Physical characteristics
- Radius: 0.095-0.12 ly
- Designations: He2-74 / Hen 2-74 / Sa2-81 / PK 294+4.1 / PN G294.6+04.7 / ESO 170-1

= NGC 3918 =

Planetary nebula in the constellation Centaurus

NGC 3918 is a bright planetary nebula in the constellation Centaurus, nicknamed the "Blue Planetary" or "The Southerner". It is the brightest of the far southern planetary nebulae. This nebula was discovered by Sir John Herschel in March 1834 and is easily visible through small telescopes. The round or even slightly oval diameter is telescopically between 8 and 10 arcsec, though deep images extends this to about 19 or 20 arcsec. More surprising is the beautiful rich blue colour that looks much like the coloured images of Neptune taken by Voyager 2 in 1989.
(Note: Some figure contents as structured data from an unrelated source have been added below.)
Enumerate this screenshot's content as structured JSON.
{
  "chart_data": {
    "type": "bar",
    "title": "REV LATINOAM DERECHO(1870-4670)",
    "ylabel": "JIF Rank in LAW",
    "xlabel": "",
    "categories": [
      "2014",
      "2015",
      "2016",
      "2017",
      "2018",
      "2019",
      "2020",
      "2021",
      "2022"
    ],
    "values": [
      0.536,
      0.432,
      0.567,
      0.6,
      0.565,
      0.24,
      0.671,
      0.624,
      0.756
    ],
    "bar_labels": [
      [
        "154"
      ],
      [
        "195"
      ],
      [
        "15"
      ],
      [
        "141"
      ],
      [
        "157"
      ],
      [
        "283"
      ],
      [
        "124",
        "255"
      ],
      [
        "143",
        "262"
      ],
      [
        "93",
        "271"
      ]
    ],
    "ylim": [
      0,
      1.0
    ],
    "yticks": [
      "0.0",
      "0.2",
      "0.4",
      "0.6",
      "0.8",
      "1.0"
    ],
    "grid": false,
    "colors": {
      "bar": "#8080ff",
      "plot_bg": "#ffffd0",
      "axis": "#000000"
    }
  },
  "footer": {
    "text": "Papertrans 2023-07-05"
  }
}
Spectroscopy reveals NGC 3918 is approaching us at 17±3.0 kilometres per second, while the nebulosity is expanding at around 24 kilometres per second. The central star is 14.6 visible light magnitude, and remains invisible to optical observers, as it is obscured by the sheer brightness of the surrounding nebula.

The distance is estimated at 1.5 kpc (4 900 light-years).